With deep expertise across a wide range of technologies, we adapt our approach to meet each client's unique needs. Our team covers a broad spectrum of cybersecurity domains: Cost Optimization & Migration Efficiency, Infrastructure and Application Modernization, Regulatory Compliance & Governance Excellence, Security Posture Strengthening, Data Protection and Privacy Assurance, and Secure Use of AI.

We are a diverse, distributed team with members based in Poland, Ukraine, Spain, and other European countries, collaborating across borders to deliver world‑class cybersecurity solutions.

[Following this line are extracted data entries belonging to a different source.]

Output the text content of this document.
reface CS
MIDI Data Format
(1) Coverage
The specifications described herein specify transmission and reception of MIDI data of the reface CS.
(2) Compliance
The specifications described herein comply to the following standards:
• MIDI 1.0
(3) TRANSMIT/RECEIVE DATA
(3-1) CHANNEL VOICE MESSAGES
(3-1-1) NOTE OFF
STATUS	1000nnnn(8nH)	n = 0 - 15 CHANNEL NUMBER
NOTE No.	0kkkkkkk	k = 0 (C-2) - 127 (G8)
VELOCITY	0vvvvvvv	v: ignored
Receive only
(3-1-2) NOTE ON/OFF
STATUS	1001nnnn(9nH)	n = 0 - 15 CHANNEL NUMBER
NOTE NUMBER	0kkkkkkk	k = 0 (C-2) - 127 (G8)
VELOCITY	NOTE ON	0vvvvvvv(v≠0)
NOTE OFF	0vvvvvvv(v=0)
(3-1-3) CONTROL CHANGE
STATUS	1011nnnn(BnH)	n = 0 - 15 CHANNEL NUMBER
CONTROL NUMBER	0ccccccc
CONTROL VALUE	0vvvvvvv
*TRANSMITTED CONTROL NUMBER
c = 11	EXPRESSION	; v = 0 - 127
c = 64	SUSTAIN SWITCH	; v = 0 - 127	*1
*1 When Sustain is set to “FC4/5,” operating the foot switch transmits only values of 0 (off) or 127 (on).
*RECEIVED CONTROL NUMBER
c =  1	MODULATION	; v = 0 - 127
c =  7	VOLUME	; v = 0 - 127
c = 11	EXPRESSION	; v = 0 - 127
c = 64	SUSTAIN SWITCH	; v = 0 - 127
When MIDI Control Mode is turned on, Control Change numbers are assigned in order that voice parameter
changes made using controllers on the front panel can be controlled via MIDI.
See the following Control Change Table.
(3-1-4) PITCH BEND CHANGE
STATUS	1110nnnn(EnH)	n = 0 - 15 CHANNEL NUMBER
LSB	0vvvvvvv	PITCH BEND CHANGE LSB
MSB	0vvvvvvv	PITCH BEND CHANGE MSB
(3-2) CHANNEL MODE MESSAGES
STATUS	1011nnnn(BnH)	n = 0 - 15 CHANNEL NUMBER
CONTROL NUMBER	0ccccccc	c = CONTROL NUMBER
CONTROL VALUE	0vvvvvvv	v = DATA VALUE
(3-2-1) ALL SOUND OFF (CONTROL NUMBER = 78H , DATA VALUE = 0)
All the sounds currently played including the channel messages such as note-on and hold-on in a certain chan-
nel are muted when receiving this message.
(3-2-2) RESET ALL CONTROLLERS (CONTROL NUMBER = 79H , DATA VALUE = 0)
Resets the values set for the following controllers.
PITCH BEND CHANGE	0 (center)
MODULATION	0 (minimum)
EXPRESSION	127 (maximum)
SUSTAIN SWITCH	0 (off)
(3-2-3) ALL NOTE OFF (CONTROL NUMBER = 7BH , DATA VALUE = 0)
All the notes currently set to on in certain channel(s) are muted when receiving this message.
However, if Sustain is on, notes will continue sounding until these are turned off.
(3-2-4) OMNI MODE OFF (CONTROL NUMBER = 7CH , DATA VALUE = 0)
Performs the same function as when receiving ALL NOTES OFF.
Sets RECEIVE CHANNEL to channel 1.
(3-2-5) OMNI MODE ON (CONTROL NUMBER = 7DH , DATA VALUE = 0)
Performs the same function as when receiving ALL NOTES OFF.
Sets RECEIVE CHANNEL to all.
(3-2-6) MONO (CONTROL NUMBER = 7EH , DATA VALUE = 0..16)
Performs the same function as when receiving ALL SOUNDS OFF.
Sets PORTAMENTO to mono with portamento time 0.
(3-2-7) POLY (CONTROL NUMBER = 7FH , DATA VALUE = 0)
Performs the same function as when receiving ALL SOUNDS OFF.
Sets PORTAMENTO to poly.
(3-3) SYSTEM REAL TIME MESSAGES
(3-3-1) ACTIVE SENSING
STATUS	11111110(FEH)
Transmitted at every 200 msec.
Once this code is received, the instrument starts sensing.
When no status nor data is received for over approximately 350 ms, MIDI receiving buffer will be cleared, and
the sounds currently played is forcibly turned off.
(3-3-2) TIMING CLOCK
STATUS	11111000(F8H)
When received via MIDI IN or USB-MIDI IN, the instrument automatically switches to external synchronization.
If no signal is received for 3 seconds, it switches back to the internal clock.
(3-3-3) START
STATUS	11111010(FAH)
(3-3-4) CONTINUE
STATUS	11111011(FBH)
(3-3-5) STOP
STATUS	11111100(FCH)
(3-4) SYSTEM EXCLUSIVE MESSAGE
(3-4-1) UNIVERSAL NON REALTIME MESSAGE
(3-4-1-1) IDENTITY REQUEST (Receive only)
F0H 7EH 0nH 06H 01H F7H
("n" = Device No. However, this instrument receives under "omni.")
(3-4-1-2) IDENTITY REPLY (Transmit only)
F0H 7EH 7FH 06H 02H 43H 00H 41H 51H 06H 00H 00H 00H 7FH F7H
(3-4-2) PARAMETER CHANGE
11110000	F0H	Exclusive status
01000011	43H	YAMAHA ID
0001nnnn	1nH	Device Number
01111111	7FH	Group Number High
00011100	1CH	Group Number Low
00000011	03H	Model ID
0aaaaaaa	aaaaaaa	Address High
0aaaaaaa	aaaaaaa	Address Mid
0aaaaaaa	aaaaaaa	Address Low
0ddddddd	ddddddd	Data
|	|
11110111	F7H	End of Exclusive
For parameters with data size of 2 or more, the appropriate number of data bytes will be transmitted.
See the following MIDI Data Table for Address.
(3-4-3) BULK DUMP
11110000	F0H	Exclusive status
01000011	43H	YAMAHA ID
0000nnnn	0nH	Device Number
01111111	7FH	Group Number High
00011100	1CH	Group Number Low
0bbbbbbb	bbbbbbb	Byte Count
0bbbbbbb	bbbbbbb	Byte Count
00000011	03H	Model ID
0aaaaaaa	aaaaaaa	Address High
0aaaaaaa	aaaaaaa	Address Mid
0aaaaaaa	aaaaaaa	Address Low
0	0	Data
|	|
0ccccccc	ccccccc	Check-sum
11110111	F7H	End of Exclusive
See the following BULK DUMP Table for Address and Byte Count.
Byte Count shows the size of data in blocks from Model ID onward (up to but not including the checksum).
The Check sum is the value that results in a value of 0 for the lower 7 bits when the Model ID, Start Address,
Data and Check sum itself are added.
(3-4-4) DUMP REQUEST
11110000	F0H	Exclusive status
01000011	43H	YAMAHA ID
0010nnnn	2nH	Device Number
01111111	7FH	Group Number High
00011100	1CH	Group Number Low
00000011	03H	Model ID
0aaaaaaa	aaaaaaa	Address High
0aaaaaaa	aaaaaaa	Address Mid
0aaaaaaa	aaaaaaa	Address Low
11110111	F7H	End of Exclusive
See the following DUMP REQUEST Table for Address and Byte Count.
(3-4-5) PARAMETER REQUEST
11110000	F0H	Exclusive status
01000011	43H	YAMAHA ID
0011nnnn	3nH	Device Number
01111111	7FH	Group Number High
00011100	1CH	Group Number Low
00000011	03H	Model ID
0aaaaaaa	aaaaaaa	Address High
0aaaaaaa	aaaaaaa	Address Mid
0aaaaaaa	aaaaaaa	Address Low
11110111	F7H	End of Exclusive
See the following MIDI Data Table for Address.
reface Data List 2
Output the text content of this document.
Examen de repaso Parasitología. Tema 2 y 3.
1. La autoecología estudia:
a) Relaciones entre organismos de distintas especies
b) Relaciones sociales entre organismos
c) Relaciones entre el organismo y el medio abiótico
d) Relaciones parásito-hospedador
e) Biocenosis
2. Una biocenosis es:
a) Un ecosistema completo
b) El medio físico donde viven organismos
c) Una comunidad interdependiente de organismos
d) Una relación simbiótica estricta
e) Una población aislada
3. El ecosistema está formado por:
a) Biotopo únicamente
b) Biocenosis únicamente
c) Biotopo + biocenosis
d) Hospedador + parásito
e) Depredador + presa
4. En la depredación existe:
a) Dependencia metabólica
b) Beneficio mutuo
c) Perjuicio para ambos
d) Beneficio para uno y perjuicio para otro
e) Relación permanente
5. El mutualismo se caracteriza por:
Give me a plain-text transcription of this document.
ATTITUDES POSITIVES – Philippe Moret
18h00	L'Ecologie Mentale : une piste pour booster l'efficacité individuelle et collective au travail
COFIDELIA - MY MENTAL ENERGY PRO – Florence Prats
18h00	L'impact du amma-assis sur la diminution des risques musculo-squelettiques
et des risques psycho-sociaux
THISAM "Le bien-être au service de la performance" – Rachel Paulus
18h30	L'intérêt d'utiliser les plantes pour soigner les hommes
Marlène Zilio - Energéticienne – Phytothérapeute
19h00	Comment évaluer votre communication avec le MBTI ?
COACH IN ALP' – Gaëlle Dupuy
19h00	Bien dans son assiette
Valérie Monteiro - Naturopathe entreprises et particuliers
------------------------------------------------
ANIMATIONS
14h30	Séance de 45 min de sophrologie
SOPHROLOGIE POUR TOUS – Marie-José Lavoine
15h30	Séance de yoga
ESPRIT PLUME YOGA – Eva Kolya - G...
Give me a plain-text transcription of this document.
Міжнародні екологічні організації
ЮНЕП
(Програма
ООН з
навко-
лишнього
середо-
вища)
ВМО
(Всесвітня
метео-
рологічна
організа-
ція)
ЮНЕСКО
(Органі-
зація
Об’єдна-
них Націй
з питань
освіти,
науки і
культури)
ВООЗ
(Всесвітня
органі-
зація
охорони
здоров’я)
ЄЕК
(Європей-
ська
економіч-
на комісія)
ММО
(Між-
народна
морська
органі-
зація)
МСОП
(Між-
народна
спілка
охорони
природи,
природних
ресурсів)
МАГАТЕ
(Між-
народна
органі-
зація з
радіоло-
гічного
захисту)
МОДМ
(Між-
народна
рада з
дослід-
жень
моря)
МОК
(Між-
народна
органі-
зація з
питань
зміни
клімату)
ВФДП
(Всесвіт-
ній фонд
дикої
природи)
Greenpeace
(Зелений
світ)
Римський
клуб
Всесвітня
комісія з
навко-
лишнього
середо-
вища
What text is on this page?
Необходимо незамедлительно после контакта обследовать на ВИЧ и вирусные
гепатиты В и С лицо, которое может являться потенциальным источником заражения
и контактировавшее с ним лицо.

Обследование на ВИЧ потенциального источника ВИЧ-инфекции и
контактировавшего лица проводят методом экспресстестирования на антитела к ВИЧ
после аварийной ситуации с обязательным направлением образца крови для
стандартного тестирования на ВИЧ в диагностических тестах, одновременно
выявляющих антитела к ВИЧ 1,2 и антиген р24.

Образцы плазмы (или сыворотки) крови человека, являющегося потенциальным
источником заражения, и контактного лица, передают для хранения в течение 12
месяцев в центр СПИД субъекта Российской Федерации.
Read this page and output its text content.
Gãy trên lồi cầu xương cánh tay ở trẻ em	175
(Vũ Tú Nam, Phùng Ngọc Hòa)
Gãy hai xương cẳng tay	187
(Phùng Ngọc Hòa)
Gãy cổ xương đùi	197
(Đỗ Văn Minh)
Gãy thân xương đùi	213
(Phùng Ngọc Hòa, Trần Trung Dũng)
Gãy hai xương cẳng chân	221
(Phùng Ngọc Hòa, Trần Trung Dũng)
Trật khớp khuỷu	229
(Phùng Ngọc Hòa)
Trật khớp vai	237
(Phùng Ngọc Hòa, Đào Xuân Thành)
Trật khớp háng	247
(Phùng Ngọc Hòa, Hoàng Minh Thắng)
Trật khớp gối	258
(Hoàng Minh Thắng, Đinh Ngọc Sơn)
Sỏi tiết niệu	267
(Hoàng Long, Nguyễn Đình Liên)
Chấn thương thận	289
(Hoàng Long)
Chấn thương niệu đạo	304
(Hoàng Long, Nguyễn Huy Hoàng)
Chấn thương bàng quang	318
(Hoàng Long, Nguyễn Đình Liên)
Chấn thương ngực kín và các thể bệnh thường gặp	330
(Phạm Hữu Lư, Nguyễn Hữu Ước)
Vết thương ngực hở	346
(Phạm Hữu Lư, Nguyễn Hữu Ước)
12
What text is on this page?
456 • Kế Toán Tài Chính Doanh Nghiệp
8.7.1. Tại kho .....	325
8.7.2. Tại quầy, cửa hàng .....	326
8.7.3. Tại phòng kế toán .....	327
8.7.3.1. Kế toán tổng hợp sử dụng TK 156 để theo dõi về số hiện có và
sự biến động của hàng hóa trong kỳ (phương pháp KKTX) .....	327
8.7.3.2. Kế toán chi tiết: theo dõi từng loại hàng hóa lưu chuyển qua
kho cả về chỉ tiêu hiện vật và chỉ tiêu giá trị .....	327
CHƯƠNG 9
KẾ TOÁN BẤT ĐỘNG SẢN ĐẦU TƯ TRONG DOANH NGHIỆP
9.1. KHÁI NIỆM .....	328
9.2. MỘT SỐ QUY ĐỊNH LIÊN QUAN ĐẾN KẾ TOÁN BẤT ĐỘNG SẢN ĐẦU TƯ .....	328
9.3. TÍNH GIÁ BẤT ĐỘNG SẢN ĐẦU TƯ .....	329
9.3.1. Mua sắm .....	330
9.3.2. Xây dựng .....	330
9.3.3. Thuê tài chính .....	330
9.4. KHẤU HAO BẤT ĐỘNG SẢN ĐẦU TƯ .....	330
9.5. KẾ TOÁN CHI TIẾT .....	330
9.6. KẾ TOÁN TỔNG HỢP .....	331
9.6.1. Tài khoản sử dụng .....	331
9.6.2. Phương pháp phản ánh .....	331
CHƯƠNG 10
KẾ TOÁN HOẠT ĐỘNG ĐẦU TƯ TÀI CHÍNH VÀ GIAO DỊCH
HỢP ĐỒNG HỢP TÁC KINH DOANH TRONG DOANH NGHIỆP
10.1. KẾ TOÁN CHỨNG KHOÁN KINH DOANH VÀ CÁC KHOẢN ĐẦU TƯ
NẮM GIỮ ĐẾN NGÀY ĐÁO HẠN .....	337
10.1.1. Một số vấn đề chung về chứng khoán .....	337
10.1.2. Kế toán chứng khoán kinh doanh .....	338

• An expert with 5+ years in cybersecurity testing, with practical knowledge across various security domains: mobile security, web assessment, network infrastructure, cloud security (AWS, GCP or Azure), binary security
• Skilled in identifying security vulnerabilities in platforms and providing actionable recommendations to mitigate risks effectively
• Experienced in DAST & SAST & IAST methodologies
• Aware of industry threats, vulnerabilities, and standards: OWASP Top 10/SANS 25, PCI, HIPPA, GDPR and current AI security trends
• A specialist in network protocol analyzing, investigation unknown security vulnerabilities (0‑days) or reproducing the known one (1‑st days)
• An owner of CISSP, CISA, CEH, OSCP, or other information security certifications (nice to have)
• Showcasing practical experience in AI security (as a win)
• An expert in reverse engineering and exploitation (as an advantage)
• Fluent in English (Upper‑intermediate level) and comfortable in a multicultural environment
• Exceptional in both verbal and written communication, capable of leading and influencing virtual teams

• Perform penetration testing for network, infrastructure, and different types of applications: web applications, web services, mobile applications, and thick client applications
• Perform a security audit of application and infrastructure: designs, source code, integration, and security requirements
• Perform Red Team activities, such as social engineering, and simulation of security incidents to assess the effectiveness of the incident response
• Develop and implement threat modeling processes that help identify potential security risks at early stages of development
• Collaborate with development teams to integrate security throughout the SSDLC, promoting secure coding standards and best practices
• Lead and mentor a team focused on application security, providing guidance on secure coding practices, threat modeling, and risk assessments
• Lead the pre‑sales and suggest best security approaches based on client’s business need
• Investigate the industry trends, emerging threats, and best practices to continually improve the the security posture

• Cooperate with the world‑leading companies and people
• Cover a big range of projects and clients
• Have a variety of projects with different types of needs and requirements
• Work towards giving you a highly independent position with total ownership and accountability, but also support when needed
• Get a great deal of learning and development opportunities along our structured career path
• Work with experts in application security, security engineering and governance risk and compliance

SoftServe is an Equal Opportunity Employer. All qualified applicants will receive consideration for employment regardless of race, color, religion, age, sex, nationality, disability, sexual orientation, gender identity and expression, veteran status, and other protected characteristics under applicable law. Let’s put your talents and experience in motion with SoftServe.

Enjoy our Flexible Workplace – work from home, or in any office of your country!